The Large Hadron Collider (LHC) has achieved this year’s target of 2,200 proton bunches in each of its circulating beams, the European Organization for Nuclear Research (CERN) announced in a statement Friday. The LHC, which is the world’s most powerful particle accelerator, still has two months left in this year’s run.

More protons per beam generate more collisions, which create more debris. Greater the amount of subatomic debris, higher the chances of finding a particle that is yet to be discovered.

At full intensity, each beam can contain nearly 2,800 proton bunches.
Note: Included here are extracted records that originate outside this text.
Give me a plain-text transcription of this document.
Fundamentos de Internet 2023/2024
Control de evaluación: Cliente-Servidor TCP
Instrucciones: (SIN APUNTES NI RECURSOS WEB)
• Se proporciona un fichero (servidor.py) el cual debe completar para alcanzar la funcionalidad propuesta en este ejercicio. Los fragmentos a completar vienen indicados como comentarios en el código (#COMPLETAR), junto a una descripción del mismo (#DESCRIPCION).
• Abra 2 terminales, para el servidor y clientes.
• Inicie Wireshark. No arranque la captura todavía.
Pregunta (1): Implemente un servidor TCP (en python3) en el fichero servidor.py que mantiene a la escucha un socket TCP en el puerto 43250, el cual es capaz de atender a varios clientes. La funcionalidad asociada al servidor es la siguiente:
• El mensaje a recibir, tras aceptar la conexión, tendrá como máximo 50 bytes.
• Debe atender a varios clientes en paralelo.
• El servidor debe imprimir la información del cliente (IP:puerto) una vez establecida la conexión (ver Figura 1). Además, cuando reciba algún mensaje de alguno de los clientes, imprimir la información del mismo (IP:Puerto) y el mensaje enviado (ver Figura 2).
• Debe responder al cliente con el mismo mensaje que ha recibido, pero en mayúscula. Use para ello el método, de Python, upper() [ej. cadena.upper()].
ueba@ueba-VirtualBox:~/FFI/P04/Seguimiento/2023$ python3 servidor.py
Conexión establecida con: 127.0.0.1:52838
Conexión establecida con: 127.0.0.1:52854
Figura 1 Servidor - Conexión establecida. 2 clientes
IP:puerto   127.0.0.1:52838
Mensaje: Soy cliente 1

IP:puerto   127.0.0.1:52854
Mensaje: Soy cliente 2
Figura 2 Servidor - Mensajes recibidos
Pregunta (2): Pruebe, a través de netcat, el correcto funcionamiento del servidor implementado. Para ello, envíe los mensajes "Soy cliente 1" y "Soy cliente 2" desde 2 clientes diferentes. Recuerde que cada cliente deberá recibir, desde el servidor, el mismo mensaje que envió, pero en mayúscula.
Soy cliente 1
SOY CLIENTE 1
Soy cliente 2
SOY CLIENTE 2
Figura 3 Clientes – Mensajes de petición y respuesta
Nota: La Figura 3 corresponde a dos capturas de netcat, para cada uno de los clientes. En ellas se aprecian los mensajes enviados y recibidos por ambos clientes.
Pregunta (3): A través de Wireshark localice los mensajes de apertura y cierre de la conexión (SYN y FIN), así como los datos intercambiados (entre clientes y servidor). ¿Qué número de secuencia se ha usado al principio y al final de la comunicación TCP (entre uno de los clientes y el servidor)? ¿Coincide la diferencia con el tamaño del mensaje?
However, this is a target that won’t be achieved this year, as the collider’s performance is currently limited by a “technical issue” in its Super Proton Synchrotron — the machine responsible for accelerating subatomic particles.

“Performance is excellent, given this limitation,” Mike Lamont, head of the operations team at LHC, said in the statement. “We’re 10 percent above design luminosity (which we surpassed in June), we have these really long fills (where the beam is circulating for up to 20 hours or so) and very good collision rates. 2220 bunches is just us squeezing as much in as we can, given the restrictions, to maximize delivery to the experiments.”

While the latest run of the LHC has yielded more precise measurements of processes falling within the ambit of the Standard Model — a framework that describes three of the four known fundamental forces — and has provided observations of the famous Higgs boson at the unprecedented energy of 13 teraelectronvolts, it has drawn a blank insofar as the search for new particles are concerned.

In particular, a tantalizing “bump” in 2015 data at 750 gigaelectronvolts, which had been previously detected by the ATLAS and CMS detectors, did not resurface in the much larger 2016 dataset, suggesting that it was, in all probability, the result of a statistical fluctuation.

“We're just at the beginning of the journey,” CERN Director-General Fabiola Gianotti said in a statement released earlier this month. "The superb performance of the LHC accelerator, experiments and computing bode extremely well for a detailed and comprehensive exploration of the several TeV energy scale, and significant progress in our understanding of fundamental physics."